In the book “Introduction to Enterprise Systems,” which I co-authored with Dr. Cameron Seay, David Boyes and Karl-Erik Stenfors, I describe the concept of “prodicting” as proactively predicting by choosing and actualizing the future, because, as so many futurists have pointed out, “The best way to predict the future is to create it.”
When I wrote my white paper in 2004, I suggested four possible responses to the coming mass retirement:

  • Try to move off the platform, which has been tried with a spectacular lack of success by organizations large enough to need a mainframe.
  • Outsource, which requires a very conscious engagement, not an attitude of giving someone else your problems and hoping they’ll go away.
  • Hire experienced people, which relies on a dwindling supply of expertise.
  • Hire and train a new cohort, which requires, again, deliberate and proactive engagement.

Today, those continue to be key approaches, but there’s a fifth one that has emerged and become a frontrunner: convert your organization to face a new reality. Specifically, get your experienced mainframers onside with a different version of the future from their comfort zone, and get your experienced non-mainframers onto the platform.

In other words, take advantage of the fact that some established mainframers haven’t retired yet, and give them people to mentor who already understand your corporate culture. Then, the already steep mainframe learning curve isn’t exacerbated.
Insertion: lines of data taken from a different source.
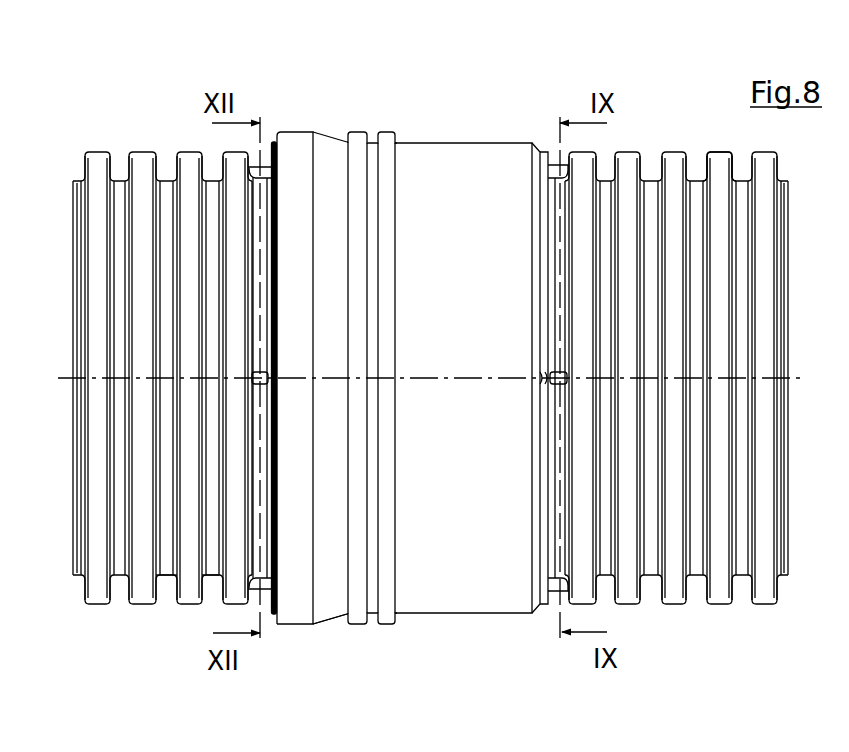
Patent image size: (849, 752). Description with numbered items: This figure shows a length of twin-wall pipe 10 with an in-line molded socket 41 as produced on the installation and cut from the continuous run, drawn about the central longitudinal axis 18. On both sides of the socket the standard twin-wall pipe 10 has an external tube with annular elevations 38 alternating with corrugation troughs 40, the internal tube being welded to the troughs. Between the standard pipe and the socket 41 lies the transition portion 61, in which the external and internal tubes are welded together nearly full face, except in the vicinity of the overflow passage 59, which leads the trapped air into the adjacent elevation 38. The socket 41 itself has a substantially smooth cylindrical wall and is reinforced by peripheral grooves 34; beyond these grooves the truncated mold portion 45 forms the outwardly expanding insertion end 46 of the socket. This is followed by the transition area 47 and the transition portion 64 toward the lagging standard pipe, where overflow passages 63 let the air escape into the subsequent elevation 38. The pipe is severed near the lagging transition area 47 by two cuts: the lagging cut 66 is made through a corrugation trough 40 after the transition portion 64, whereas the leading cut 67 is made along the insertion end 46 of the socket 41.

The twin-wall pipe 10 is at (118, 134).
The annular elevations 38 is at (717, 162).
The corrugation troughs 40 is at (212, 594).
The cut 66 is at (166, 638).
The transition portion 64 is at (272, 628).
The transition area 47 is at (266, 164).
The insertion end 46 is at (298, 131).
The truncated mold portion 45 is at (335, 136).
The cut 67 is at (328, 631).
The peripheral grooves 34 is at (386, 131).
The pipe socket 41 is at (451, 141).
The transition portion 61 is at (551, 164).
The overflow passages 63 is at (273, 372).
The overflow passage 59 is at (540, 372).
The central longitudinal axis 18 is at (458, 380).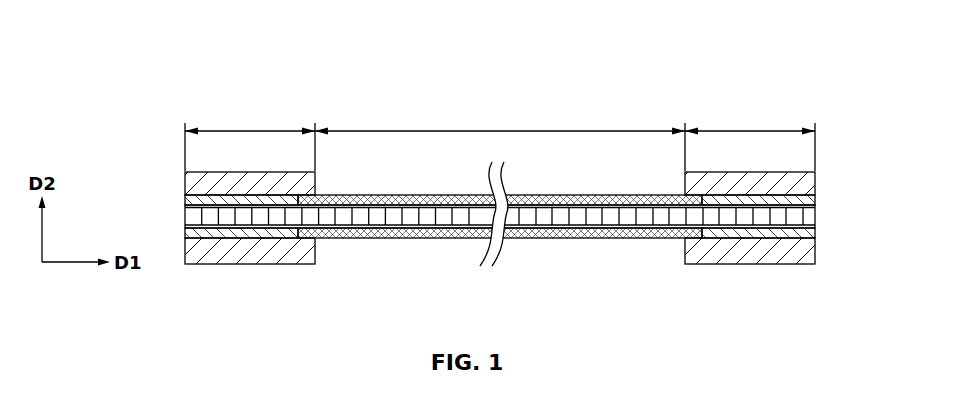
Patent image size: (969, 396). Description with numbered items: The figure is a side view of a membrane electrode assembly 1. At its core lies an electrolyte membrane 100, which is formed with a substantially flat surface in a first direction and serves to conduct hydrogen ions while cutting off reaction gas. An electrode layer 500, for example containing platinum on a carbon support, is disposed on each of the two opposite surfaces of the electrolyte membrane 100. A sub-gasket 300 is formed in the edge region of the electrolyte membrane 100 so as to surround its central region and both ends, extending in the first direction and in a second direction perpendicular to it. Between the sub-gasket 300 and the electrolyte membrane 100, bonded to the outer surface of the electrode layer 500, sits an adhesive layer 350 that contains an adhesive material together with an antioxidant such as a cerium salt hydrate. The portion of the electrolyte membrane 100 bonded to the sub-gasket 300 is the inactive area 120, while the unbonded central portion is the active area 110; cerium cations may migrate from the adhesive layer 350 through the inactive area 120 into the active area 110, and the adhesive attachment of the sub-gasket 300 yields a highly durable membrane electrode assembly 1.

Instead, it creates an opportunity for building relationships of mutual respect. As a bonus, your new inside mentees will still have a fresh memory of what they’ve learned when your organization finally starts hiring new people who will need mentoring.

That last ingredient should have been the first—it’s time to sell your established mainframers on a feasible future that they can help create rather than forestall before moving on.

Respecting Mainframers

After all, respect was the essential gap all along. If the mainframe platform and people were treated with respect and seen as an investment opportunity (which has happened at some of the largest mainframe shops, with spectacular benefits), new cohorts of mainframers would have been a constant aspect of your environment.
But disrespect creates entrenchment and resistance to change, as established mainframers see the arrival of new people as an excuse to remove the experienced ones.

By instead enlisting the experienced people in identifying, planning, building and mentoring new people into the future of your mainframe environment, beginning with the insiders who are learning mainframe on the job, you can build a bright future instead of just deprecating the past.

After all, the mainframe is inevitable. Suffering is optional. Success is “prodictable!”